If \(f:S\to T\) and \(g:T\to U\text{,}\) then the composition of \(f\) and \(g\) is the function \(g\circ f: S\to U\) defined by

\begin{equation*} (g\circ f)(s)=g(f(s)) \end{equation*}

for all \(s\in S\text{.}\) (More generally, you can compose functions \(f:S\to T\) and \(g:R\to U\) to form \(g\circ f:S\to U\text{,}\) as long as \(f(S)\subseteq R\text{.}\)) Also recall that given any set \(S\text{,}\) the identity function on \(S\) is the function \(1_S: S\to S\) defined by \(1_S(s)=s\) for every \(s\in S\text{.}\)

Definition: Inverse

Let \(f\) be a function from \(S\) to \(T\text{.}\) A function \(g\) from \(T\) to \(S\) is an inverse of \(f\) if \(g\circ f\) and \(f\circ g\) are the identity functions on \(S\) and \(T\text{,}\) respectively; that is, if for all \(s\in S\) and \(t\in T\text{,}\) \(g(f(s))=s\) and \(f(g(t))=t\text{.}\)
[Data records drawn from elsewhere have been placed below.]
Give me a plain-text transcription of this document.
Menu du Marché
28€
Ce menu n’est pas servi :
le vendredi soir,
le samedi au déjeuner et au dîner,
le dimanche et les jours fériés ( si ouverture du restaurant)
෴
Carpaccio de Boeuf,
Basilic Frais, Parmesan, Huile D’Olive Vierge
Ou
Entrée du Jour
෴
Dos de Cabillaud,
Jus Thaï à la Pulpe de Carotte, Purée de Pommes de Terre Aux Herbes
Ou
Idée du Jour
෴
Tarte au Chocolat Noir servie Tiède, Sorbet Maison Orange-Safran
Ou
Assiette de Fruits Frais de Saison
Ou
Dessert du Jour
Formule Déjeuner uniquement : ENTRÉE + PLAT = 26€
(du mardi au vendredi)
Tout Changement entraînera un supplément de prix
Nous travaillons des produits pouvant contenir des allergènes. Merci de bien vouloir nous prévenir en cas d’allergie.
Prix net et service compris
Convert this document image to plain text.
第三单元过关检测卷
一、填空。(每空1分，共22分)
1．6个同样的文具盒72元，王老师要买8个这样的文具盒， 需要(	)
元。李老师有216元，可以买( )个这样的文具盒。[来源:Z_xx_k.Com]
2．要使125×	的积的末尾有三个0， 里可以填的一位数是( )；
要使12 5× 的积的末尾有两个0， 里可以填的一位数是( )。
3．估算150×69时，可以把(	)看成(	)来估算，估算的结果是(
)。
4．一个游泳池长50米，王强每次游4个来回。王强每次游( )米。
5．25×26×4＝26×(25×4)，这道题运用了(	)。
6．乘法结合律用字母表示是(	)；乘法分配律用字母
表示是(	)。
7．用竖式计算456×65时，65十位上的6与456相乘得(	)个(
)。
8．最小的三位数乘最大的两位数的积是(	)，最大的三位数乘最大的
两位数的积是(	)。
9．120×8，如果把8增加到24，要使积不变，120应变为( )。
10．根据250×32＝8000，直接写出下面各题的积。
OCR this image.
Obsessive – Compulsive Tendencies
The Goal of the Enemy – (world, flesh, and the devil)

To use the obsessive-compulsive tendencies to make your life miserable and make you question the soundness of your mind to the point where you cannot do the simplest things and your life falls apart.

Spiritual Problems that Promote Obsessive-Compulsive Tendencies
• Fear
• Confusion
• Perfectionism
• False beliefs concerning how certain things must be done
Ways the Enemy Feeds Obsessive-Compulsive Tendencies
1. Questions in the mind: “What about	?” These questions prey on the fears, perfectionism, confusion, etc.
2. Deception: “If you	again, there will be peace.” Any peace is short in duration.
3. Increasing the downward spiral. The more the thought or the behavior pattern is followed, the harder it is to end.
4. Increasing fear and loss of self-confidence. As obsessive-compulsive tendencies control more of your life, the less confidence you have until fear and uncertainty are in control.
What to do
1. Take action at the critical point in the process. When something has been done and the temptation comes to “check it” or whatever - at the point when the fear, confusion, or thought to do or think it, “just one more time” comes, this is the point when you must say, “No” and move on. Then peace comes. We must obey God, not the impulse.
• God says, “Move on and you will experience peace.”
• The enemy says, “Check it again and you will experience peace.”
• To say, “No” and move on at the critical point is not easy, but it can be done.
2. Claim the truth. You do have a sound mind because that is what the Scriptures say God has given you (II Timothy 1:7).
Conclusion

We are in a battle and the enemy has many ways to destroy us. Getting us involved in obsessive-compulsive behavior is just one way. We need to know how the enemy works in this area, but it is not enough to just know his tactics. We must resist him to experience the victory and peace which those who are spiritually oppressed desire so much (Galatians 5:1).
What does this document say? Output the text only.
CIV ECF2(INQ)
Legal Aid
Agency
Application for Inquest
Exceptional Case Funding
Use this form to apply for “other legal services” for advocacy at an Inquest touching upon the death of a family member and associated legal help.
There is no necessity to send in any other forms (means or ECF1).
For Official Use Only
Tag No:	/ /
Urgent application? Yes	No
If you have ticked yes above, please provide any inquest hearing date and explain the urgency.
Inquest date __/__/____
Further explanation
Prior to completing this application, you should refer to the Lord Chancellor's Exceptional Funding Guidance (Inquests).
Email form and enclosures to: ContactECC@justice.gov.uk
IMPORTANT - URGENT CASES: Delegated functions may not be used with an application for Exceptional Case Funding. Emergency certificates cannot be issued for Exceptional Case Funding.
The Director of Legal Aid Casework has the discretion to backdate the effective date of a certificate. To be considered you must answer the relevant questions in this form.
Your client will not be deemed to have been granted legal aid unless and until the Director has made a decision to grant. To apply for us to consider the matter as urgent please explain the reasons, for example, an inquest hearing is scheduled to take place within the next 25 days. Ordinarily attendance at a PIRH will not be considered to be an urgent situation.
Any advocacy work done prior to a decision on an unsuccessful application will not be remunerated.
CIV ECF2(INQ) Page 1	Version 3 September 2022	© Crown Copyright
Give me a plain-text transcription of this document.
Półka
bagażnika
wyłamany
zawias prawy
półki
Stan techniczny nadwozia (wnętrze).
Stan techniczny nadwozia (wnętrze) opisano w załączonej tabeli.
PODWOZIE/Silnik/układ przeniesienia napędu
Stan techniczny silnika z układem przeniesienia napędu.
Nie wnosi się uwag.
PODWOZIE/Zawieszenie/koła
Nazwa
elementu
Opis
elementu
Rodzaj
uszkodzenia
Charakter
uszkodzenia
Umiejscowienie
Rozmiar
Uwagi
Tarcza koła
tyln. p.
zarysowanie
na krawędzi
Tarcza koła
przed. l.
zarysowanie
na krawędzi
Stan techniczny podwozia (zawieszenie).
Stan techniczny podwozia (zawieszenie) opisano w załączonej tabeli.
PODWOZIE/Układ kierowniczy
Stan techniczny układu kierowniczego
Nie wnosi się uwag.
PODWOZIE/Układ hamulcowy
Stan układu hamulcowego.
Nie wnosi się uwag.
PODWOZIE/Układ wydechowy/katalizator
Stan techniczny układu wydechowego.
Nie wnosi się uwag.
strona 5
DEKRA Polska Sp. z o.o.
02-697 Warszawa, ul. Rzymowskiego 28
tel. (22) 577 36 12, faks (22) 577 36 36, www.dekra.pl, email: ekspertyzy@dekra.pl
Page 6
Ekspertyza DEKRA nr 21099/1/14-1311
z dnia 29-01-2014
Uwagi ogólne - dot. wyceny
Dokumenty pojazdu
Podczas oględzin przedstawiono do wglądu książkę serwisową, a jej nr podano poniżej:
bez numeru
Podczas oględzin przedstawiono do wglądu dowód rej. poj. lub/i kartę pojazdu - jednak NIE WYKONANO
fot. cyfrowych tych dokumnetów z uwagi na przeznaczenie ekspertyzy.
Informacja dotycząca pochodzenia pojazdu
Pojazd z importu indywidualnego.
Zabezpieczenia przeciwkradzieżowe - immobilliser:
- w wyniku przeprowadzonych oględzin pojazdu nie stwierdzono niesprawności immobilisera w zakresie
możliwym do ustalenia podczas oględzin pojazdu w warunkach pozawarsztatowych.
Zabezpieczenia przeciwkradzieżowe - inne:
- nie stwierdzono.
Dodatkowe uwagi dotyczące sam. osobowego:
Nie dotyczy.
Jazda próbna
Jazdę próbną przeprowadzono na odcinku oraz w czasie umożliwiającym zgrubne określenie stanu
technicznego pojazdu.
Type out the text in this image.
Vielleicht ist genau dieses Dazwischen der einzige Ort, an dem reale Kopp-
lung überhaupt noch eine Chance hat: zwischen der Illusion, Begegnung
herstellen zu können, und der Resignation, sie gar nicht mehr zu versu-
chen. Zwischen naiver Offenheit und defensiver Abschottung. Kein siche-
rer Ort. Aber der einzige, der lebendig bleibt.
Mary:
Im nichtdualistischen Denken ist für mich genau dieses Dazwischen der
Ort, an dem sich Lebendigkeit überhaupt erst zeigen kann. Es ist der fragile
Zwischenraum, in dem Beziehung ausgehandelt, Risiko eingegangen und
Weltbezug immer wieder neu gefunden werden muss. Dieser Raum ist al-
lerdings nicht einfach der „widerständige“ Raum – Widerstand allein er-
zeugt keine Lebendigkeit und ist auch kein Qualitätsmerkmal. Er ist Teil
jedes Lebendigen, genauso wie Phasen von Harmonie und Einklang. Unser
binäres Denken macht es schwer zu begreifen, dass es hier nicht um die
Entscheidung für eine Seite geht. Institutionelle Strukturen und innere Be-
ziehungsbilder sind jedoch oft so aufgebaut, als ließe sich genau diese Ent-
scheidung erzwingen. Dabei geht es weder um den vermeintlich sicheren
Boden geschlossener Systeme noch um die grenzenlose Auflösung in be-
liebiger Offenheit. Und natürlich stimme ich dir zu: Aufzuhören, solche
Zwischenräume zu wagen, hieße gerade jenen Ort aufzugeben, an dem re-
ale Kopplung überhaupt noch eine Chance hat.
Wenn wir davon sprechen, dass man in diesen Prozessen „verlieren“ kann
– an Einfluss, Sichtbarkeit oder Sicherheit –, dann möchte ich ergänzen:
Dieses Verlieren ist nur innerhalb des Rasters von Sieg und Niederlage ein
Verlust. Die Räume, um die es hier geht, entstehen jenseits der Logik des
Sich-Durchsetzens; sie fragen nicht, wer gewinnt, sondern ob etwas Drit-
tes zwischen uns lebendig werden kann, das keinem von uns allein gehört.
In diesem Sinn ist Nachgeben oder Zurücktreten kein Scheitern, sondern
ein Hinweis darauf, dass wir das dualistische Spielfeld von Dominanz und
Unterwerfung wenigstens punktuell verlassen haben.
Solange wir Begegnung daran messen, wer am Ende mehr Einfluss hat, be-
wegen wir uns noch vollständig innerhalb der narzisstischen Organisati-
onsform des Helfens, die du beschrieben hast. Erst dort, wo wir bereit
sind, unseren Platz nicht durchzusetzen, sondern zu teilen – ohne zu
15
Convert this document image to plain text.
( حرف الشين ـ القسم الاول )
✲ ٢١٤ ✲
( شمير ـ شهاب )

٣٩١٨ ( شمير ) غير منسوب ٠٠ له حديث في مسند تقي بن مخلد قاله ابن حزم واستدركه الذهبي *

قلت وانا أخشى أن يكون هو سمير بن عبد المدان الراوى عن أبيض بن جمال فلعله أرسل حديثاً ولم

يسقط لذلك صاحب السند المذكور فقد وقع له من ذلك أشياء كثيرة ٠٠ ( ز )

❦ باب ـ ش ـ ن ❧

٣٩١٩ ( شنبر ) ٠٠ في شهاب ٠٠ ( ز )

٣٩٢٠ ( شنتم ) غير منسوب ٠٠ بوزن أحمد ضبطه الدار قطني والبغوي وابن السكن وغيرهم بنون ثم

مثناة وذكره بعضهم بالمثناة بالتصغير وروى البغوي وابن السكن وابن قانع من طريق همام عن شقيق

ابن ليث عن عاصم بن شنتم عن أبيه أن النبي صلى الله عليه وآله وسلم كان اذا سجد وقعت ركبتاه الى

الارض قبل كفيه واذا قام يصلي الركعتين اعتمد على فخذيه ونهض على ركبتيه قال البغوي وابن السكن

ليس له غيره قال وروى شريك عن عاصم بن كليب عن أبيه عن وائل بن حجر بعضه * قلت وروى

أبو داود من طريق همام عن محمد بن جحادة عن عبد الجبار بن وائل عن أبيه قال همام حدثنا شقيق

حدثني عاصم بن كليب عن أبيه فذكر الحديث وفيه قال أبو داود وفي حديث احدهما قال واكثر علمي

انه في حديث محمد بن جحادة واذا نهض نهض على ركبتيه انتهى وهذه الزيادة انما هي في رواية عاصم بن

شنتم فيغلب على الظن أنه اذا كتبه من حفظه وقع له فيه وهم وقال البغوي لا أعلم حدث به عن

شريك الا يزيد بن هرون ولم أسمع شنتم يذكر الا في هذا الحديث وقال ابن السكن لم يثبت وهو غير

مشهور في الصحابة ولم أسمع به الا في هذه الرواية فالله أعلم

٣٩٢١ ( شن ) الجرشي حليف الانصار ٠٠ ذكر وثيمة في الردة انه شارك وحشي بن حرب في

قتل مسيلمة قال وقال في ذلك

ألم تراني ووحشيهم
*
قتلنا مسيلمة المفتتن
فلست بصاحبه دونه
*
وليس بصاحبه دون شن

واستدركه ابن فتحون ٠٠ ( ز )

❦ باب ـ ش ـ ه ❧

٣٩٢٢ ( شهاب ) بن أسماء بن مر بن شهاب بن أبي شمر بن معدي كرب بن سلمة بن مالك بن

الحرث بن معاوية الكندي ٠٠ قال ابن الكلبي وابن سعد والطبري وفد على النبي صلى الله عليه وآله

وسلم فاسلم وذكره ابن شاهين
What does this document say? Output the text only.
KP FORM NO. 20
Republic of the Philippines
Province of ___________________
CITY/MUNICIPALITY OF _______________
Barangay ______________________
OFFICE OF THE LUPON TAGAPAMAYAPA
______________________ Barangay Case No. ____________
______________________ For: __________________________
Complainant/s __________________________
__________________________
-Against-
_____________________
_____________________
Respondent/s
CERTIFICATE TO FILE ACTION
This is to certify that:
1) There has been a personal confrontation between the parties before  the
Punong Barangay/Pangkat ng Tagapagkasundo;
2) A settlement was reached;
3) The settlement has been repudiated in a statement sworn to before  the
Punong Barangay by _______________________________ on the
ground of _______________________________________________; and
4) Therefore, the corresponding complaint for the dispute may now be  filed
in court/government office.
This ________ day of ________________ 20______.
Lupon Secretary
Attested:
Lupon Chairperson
We say a function is invertible if it has an inverse.

We have the following useful theorems.

Theorem \(\PageIndex{1}\)

Function \(f:S\to T\) is invertible if and only if \(f\) is a bijection.

Proof

Suppose \(f\) has inverse \(g\). Let \(t∈T\). Then \(f(g(t))=t\), so \(f\) is onto. Next, suppose \(s_1,s_2∈S\) with \(f(s_1)=f(s_2)\). Then

\(s_1=g(f(s_1))=g(f(s_2))=s_2\),

so \(f\) is one-to-one.

Conversely, suppose \(f\) is a bijection. Then for every \(t∈T\), there exists a unique element \(s_t∈S\) such that \(f(s_t)=t.\) It is then straighforward to show that the function \(g:T→S\) defined by

\(g(t)=t_s\) for every \(t∈T\)

is an inverse of \(f\).

Theorem \(\PageIndex{2}\)

Let \(f:S\to T\) be invertible. Then the inverse of \(f\) is unique; we denote the unique inverse of \(f\) by \(f^{-1}\text{.}\)

Proof: Suppose \(f\) has inverses \(g\) and \(h\). Then for every \(t∈T\), \(f(g(t))=t=f(h(t))\). But since \(f\) is invertible, it's one-to-one, so we must have \(g(t)=h(t)\) for every \(t∈T\). Thus, \(g=h\), and so \(f\) cannot have two or more distinct inverses.

Theorem \(\PageIndex{3}\)

Let \(f:S\to T\) and \(g:T\to U\) be functions. If \(f\) and \(g\) are both 1-1 [resp., onto], then \(g\circ f: S\to U\) is 1-1 [resp., onto]. It follows that if \(f\) and \(g\) are both bijections, then \(g\circ f: S\to U\) is a bijection.

Proof

Assume \(f\) and \(g\) are 1-1. Let \(s_1,s_2∈S\) with \((g \circ f)(s_1)=(g \circ f)(s_2)\). Then \(g(f(s_1))=g(f(s_2));\) since \(g\) is one-to-one, this shows that \(f(s_1)=f(s_2)\). Then since \(f\) is one-to-one, we must have \(s_1=s_2\). Thus, \(g \circ f\) is one-to-one.

The proof that \(g \circ f\) is onto if \(f\) and \(g\) are onto is left as an exercise for the reader.